The World Health Organisation ranks dengue as the most important mosquito-borne viral disease in the world – and the most rapidly spreading – with a 30-fold increase in global incidence over the past 50 years.
Each year, there are an estimated 390 million dengue infections, with 500,000 of these developing into dengue haemorrhagic fever, a more severe form of the disease, which results in up to 25,000 deaths annually worldwide. It is a cause of serious and illness and death among children in some Asian and Latin American countries.
Global efforts are focused on developing a vaccine and controlling mosquito populations (the international trade in second-hand tyres is a frequent source of outbreaks). The Simmons lab (along with Professor Ary Hoffman of the University of Melbourne and Bio21) focuses on a third mode of attack – using the naturally occurring Wolbachia bacteria to block the ability of the Aedis Aegypti mosquito (or in China, the tiger mosquito) to infect humans.

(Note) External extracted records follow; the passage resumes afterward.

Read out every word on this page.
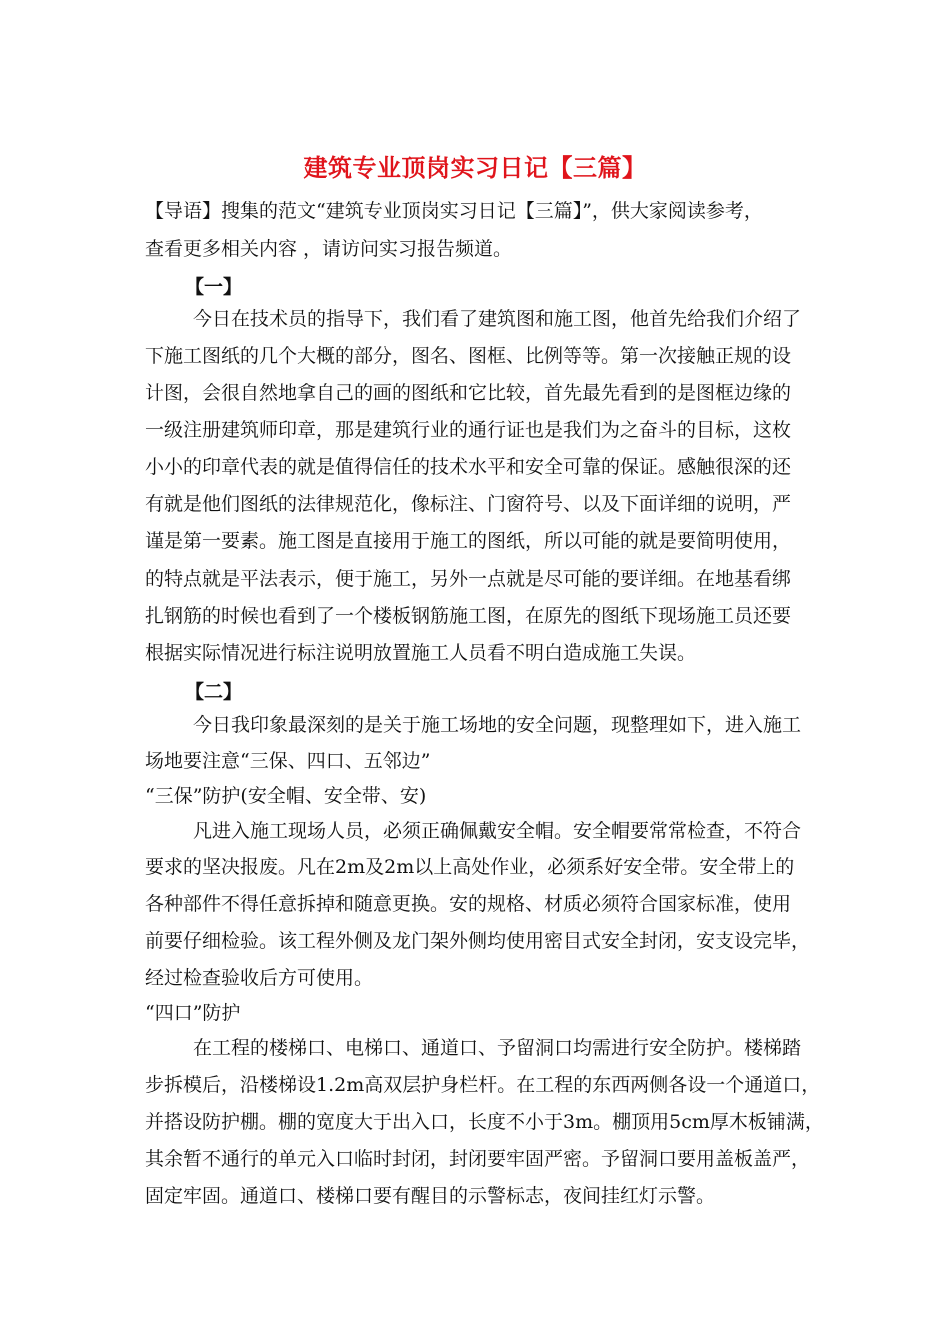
建筑专业顶岗实习日记【三篇】
【导语】搜集的范文“建筑专业顶岗实习日记【三篇】”，供大家阅读参考，
查看更多相关内容 ，请访问实习报告频道。
【一】
今日在技术员的指导下，我们看了建筑图和施工图，他首先给我们介绍了
下施工图纸的几个大概的部分，图名、图框、比例等等。第一次接触正规的设
计图，会很自然地拿自己的画的图纸和它比较，首先最先看到的是图框边缘的
一级注册建筑师印章，那是建筑行业的通行证也是我们为之奋斗的目标，这枚
小小的印章代表的就是值得信任的技术水平和安全可靠的保证。感触很深的还
有就是他们图纸的法律规范化，像标注、门窗符号、以及下面详细的说明，严
谨是第一要素。施工图是直接用于施工的图纸，所以可能的就是要简明使用，
的特点就是平法表示，便于施工，另外一点就是尽可能的要详细。在地基看绑
扎钢筋的时候也看到了一个楼板钢筋施工图，在原先的图纸下现场施工员还要
根据实际情况进行标注说明放置施工人员看不明白造成施工失误。
【二】
今日我印象最深刻的是关于施工场地的安全问题，现整理如下，进入施工
场地要注意“三保、四口、五邻边”
“三保”防护(安全帽、安全带、安)
凡进入施工现场人员，必须正确佩戴安全帽。安全帽要常常检查，不符合
要求的坚决报废。凡在2m及2m以上高处作业，必须系好安全带。安全带上的
各种部件不得任意拆掉和随意更换。安的规格、材质必须符合国家标准，使用
前要仔细检验。该工程外侧及龙门架外侧均使用密目式安全封闭，安支设完毕，
经过检查验收后方可使用。
“四口”防护
在工程的楼梯口、电梯口、通道口、予留洞口均需进行安全防护。楼梯踏
步拆模后，沿楼梯设1.2m高双层护身栏杆。在工程的东西两侧各设一个通道口，
并搭设防护棚。棚的宽度大于出入口，长度不小于3m。棚顶用5cm厚木板铺满，
其余暂不通行的单元入口临时封闭，封闭要牢固严密。予留洞口要用盖板盖严，
固定牢固。通道口、楼梯口要有醒目的示警标志，夜间挂红灯示警。
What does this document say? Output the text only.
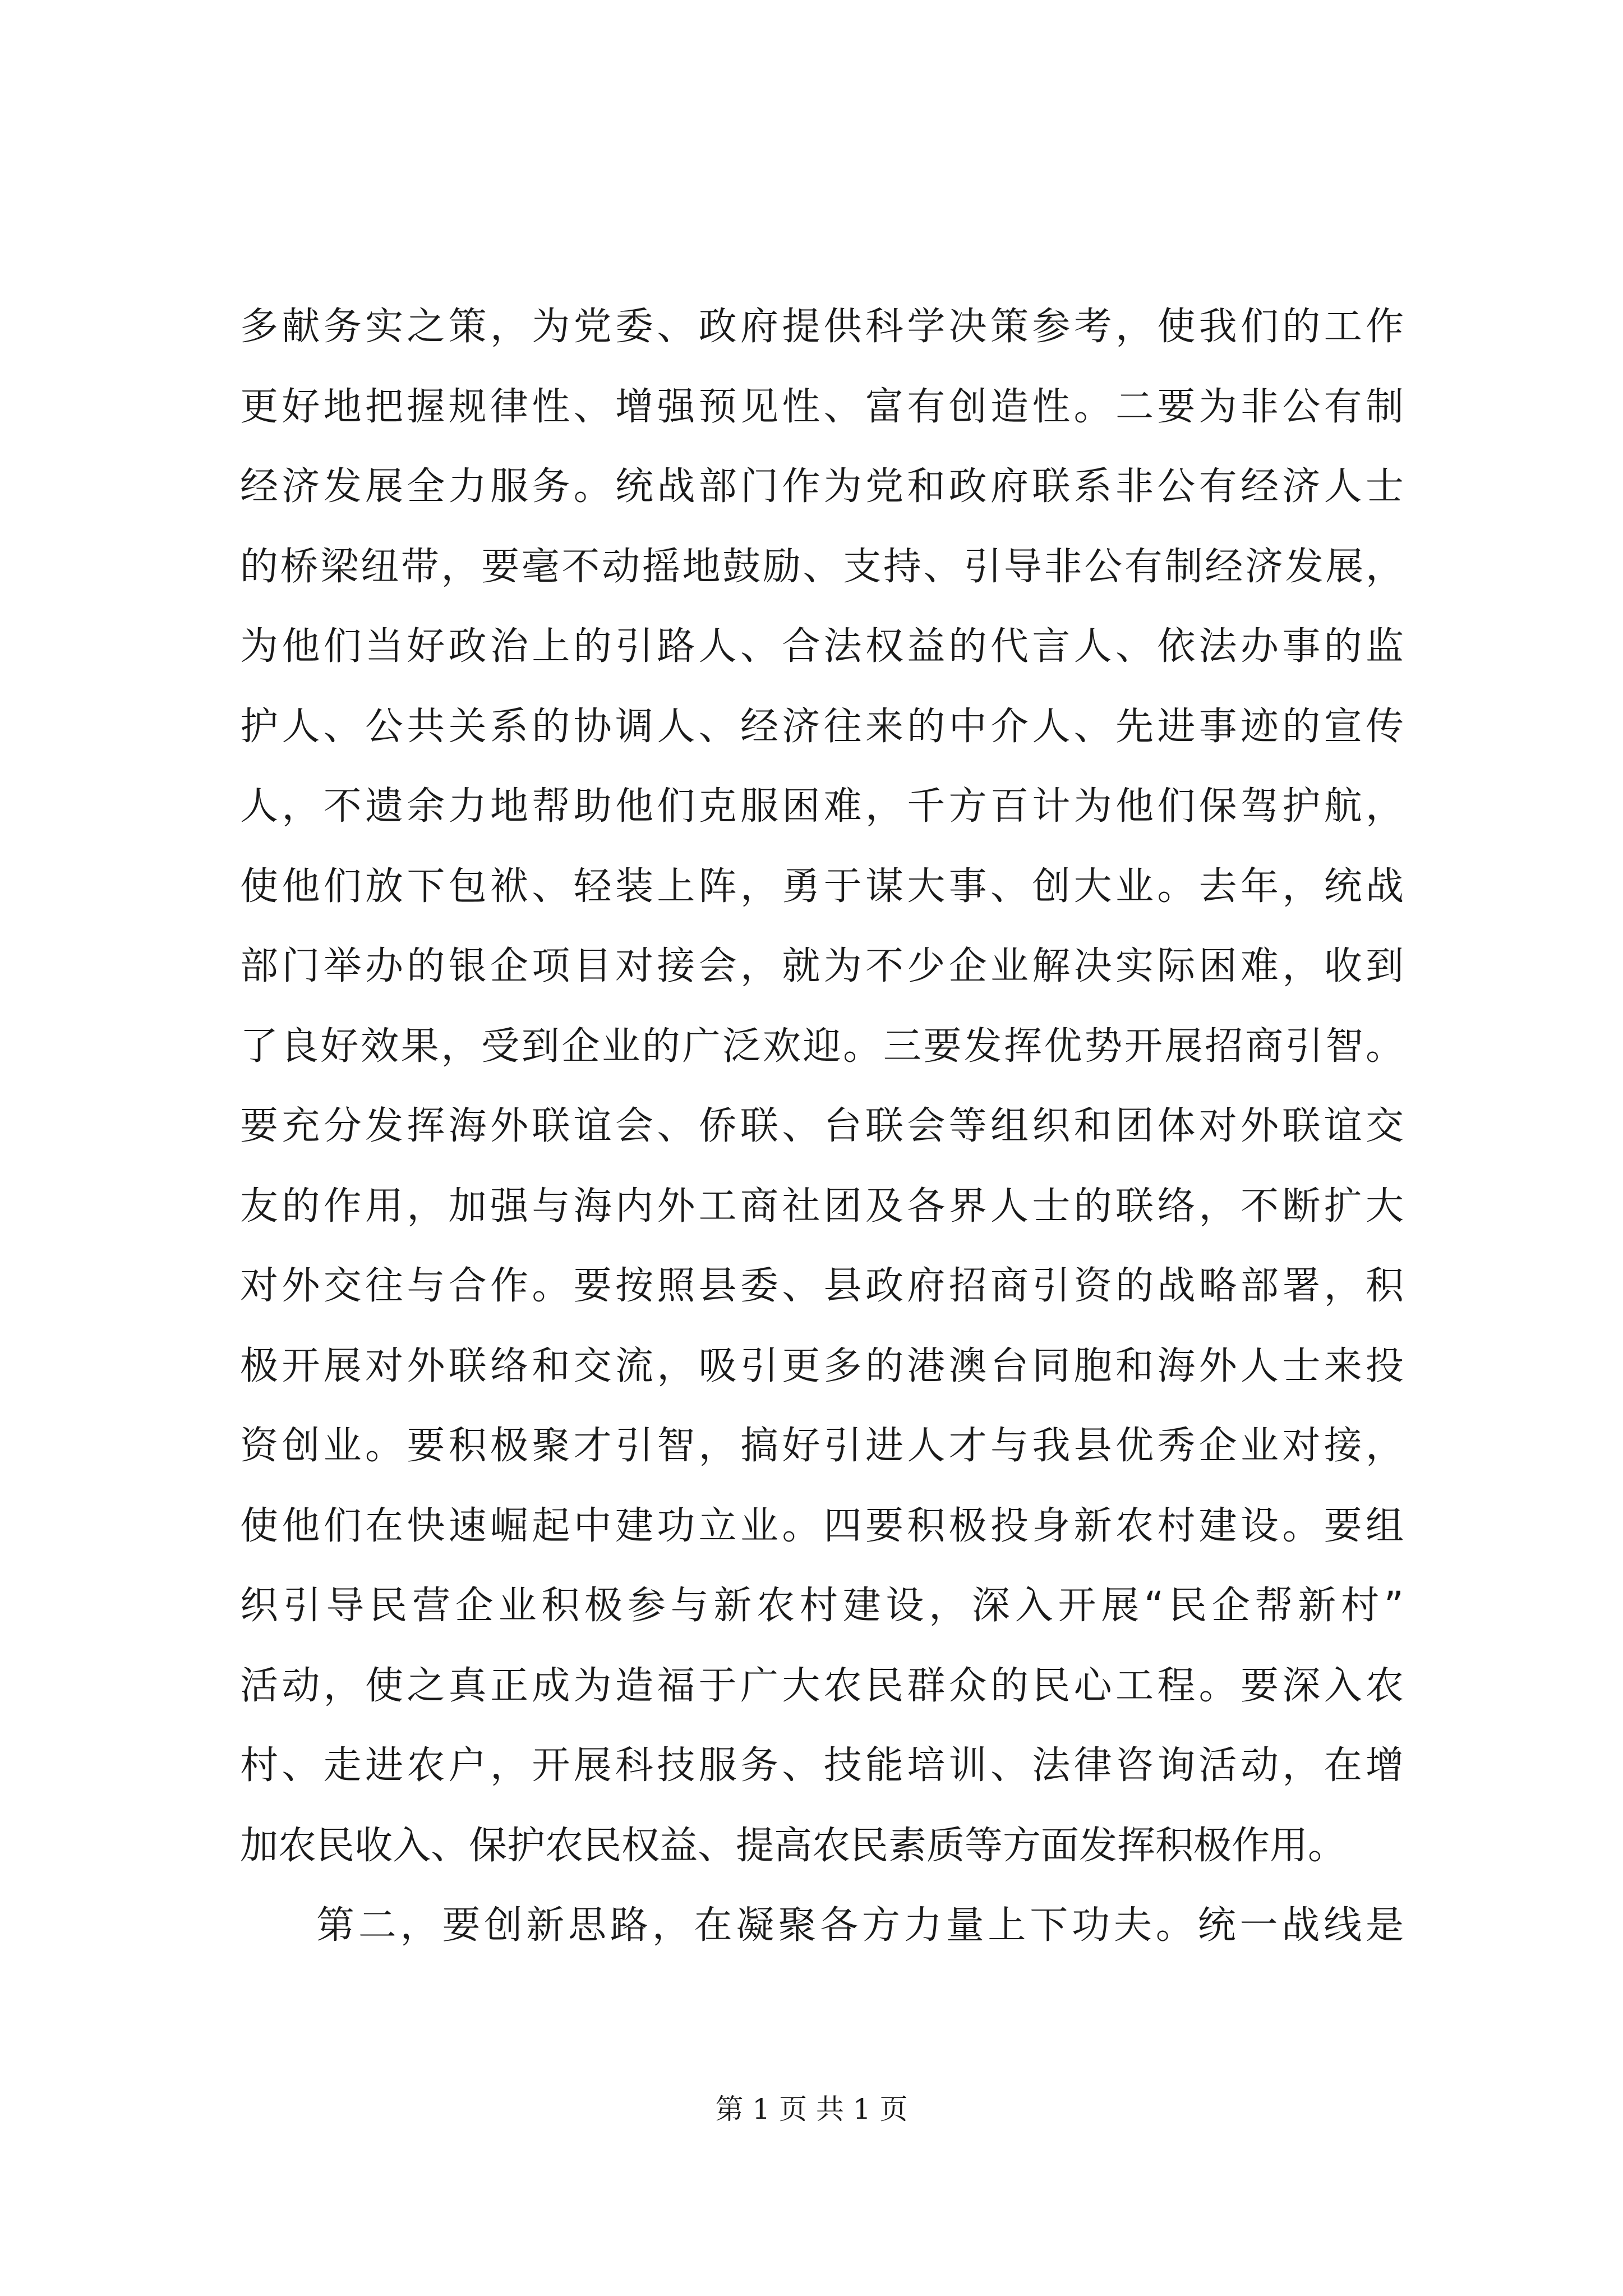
多献务实之策，为党委、政府提供科学决策参考，使我们的工作
更好地把握规律性、增强预见性、富有创造性。二要为非公有制
经济发展全力服务。统战部门作为党和政府联系非公有经济人士
的桥梁纽带，要毫不动摇地鼓励、支持、引导非公有制经济发展，
为他们当好政治上的引路人、合法权益的代言人、依法办事的监
护人、公共关系的协调人、经济往来的中介人、先进事迹的宣传
人，不遗余力地帮助他们克服困难，千方百计为他们保驾护航，
使他们放下包袱、轻装上阵，勇于谋大事、创大业。去年，统战
部门举办的银企项目对接会，就为不少企业解决实际困难，收到
了良好效果，受到企业的广泛欢迎。三要发挥优势开展招商引智。
要充分发挥海外联谊会、侨联、台联会等组织和团体对外联谊交
友的作用，加强与海内外工商社团及各界人士的联络，不断扩大
对外交往与合作。要按照县委、县政府招商引资的战略部署，积
极开展对外联络和交流，吸引更多的港澳台同胞和海外人士来投
资创业。要积极聚才引智，搞好引进人才与我县优秀企业对接，
使他们在快速崛起中建功立业。四要积极投身新农村建设。要组
织引导民营企业积极参与新农村建设，深入开展“民企帮新村”
活动，使之真正成为造福于广大农民群众的民心工程。要深入农
村、走进农户，开展科技服务、技能培训、法律咨询活动，在增
加农民收入、保护农民权益、提高农民素质等方面发挥积极作用。
第二，要创新思路，在凝聚各方力量上下功夫。统一战线是
第 1 页 共 1 页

School students are growing and releasing their own Wolbachia mosquitoes in Paris, Colombia. Credit: Eliminate Dengue Colombia
By demonstrating our method was safe and effective in Australia we’ve been able to launch globally. We aim to be working in 20 countries in the next 5 years.
Our biggest challenge in the next 12 months is delivering our technology to five million people in Rio De Janeiro and Medellín.
- Professor Cam Simmons
Professor Simmons’ mission is to measure the public health benefits delivered by Wolbachia biocontrol – a mission that began in North Queensland in 2011.
“We’re grateful to the residents of North Queensland who were the first communities to have this technology deployed. By demonstrating our method was safe and effective in Australia we’ve been able to launch globally. We aim to be working in 20 countries in the next 5 years.
“Our biggest challenge in the next 12 months is delivering our technology to five million people in Rio De Janeiro and Medellín – these are sometimes difficult places to deliver community-level interventions.
“We’ve also commenced a phase III efficacy trial in the City of Yogyakarta, Indonesia- but the results won’t be available until 2020.”
The NHMRC’s Program Grants Scheme supports teams of high calibre researchers to pursue broad-based, multidisciplinary and collaborative research activities.
In March 2017, a $7 million NHMRC grant to support ongoing work to protect areas of Northern Queensland from outbreaks of dengue and zika, and to develop the technology for large-scale international deployment. The plan is to make it more affordable for at-risk communities, at a cost of US$1 per person.
“As a sustainable, long-term approach, we believe our Wolbachia method has the potential to greatly reduce the global burden of mosquito-borne diseases,” Professor O’Neill said in Canberra last night.
Eliminate Dengue was established with funding from donors such as the Foundation for National Institutes of Health, Wellcome Trust, the Tahija Foundation and Gillespie Family Foundation. Funding has also come from the Australian and Brazilian governments.